Pero, ¡bueno!, a lo que iba: Como dice el refrán: “A donde fueres, haz lo que vieres” y dado que todavía estoy en la ciudad de México y aquí todo mundo festeja el “Día de Reyes” con bombo y platillo, pues fui y me di mi regalito. Llevaba yo algunos meses sin leer en español, sólo novelas en inglés; aparte de que ya me estoy quedando bizco del esfuerzo, no percibo muchos avances; el pobre diccionario está más manoseado que el mapa de la ciudad de un taxista y yo no salgo del “you”, “me”, “dog”, “walk”, “do”, “be”, etc. Complíqueme usted la frase un poquito y me quedo como venado lampareado y con cara de ¿Juat? Tomo, por poner un caso, un ejemplo del uso de la palabra “welter” del Merriam Webster Dictionary, leo: “No wonder you weltered about for years in depression, addiction, serial unemployment, fragmentation, futility”[1] y me echo a llorar.
Así que para descansar de tanta aflicción y desesperanza -y de estos mis ojos colorados como ojitos de conejo-, fui y me compré, de “Reyes”, cuatro libros: “El Sueño del Celta”,[2] del recién galardonado Mario Vargas Llosa; “La Caída de los Gigantes”,[3] de Ken Follet; “El Cementerio de Praga”,[4] del italiano Umberto Eco; y “Puedo explicarlo Todo”,[5] de Xavier Velasco. A todos los he leído en el pasado; unos más, otros menos, todos me gustan.

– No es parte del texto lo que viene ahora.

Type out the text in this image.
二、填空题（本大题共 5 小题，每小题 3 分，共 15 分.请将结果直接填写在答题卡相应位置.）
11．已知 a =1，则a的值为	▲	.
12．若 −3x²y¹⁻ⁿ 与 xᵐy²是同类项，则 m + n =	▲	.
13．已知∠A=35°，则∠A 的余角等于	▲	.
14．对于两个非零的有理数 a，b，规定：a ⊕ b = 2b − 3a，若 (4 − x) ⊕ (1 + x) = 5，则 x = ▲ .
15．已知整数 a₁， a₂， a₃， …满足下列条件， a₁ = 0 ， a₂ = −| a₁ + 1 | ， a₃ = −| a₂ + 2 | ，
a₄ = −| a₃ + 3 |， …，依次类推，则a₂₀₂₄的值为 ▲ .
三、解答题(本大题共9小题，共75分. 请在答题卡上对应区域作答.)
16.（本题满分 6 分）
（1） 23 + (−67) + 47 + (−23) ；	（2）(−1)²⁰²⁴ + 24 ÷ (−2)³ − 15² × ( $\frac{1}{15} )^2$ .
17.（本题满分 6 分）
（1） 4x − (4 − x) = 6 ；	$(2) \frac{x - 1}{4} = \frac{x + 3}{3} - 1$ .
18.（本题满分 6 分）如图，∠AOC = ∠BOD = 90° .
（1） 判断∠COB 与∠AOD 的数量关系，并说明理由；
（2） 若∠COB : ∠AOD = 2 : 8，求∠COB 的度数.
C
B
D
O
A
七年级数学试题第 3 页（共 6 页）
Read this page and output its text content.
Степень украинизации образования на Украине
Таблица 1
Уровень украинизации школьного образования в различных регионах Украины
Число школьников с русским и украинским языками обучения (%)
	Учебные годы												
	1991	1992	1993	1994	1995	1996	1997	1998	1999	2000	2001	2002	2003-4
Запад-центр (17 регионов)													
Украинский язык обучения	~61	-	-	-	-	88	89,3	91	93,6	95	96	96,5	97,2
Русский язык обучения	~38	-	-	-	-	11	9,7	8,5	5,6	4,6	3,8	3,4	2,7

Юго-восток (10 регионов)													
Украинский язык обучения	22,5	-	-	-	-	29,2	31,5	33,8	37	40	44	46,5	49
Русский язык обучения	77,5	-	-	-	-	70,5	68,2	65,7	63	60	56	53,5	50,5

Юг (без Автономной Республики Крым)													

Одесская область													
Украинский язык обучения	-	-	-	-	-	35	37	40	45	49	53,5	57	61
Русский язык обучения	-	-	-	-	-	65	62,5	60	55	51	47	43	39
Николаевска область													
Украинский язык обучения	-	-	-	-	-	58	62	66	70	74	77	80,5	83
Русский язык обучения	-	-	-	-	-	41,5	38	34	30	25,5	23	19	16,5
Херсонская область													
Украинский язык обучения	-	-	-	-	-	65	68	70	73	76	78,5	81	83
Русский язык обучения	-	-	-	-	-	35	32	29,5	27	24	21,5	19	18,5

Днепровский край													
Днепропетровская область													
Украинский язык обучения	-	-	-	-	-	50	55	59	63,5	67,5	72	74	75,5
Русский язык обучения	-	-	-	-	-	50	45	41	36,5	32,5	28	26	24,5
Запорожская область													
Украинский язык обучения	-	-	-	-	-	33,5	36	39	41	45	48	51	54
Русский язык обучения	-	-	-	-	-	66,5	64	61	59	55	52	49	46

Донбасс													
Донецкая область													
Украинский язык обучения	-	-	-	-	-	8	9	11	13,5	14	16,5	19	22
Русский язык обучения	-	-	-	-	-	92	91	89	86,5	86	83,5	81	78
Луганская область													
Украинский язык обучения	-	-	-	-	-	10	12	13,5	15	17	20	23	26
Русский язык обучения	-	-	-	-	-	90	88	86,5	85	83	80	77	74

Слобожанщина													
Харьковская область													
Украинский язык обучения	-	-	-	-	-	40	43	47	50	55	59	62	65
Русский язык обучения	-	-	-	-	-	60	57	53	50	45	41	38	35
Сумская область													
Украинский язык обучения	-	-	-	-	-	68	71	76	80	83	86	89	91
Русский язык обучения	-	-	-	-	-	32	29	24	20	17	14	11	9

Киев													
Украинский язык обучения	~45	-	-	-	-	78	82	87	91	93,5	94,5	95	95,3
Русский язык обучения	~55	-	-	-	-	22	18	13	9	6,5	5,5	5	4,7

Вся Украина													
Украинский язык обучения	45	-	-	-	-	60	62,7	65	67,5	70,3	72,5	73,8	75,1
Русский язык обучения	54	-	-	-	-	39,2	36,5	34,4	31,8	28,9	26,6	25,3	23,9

De ellos, a quien leí primero en el tiempo fue a Mario Vargas Llosa. Recuerdo muy bien el título del libro: “La Tía Julia y el Escribidor”; la novela es muy, muy divertida; y narra, novelándolo, un acontecimiento autobiográfico del autor: Su pasión, que concluyó en matrimonio -y luego en divorcio-, por una tía política suya, mayor que él 14 años. Por aquel entonces no leía yo autores latinoamericanos, excepto José Rubén Romero (“Pito Pérez”, “Rosenda”, etc.) y Jorge Ibargüengoitia (“Estas Ruinas que Ves”, “Los Relámpagos de Agosto”, “Los Pasos de López”, “Las Muertas” etc.); a partir de entonces empecé a leer a Gabriel García Márquez, a Mario Benedetti, a Octavio Paz, a Jorge Luis Borges (¿si dije bien?), por lo que Vargas Llosa fue una auténtica revelación; luego vendrían, aunque no en ese orden, “Pantaleón y las Visitadoras”, “¿Quién mató a Palomino Molero?”, “Historia de Mayta” (novela que me prestó, me recomendó, me regaló o le robé a mi compadre Puente y me lo recuerda de modo indefectible), “Los Cuadernos de don Rigoberto”, la celebrada “La Ciudad y los Perros” (que no me gustó) y mi predilecta: “La Guerra del Fin del Mundo”, entre otras. Vargas Llosa es un autor entrañable porque me ha acompañado a lo largo de las décadas y me hace amar más a lo latinoamericano pues me permite entenderlo.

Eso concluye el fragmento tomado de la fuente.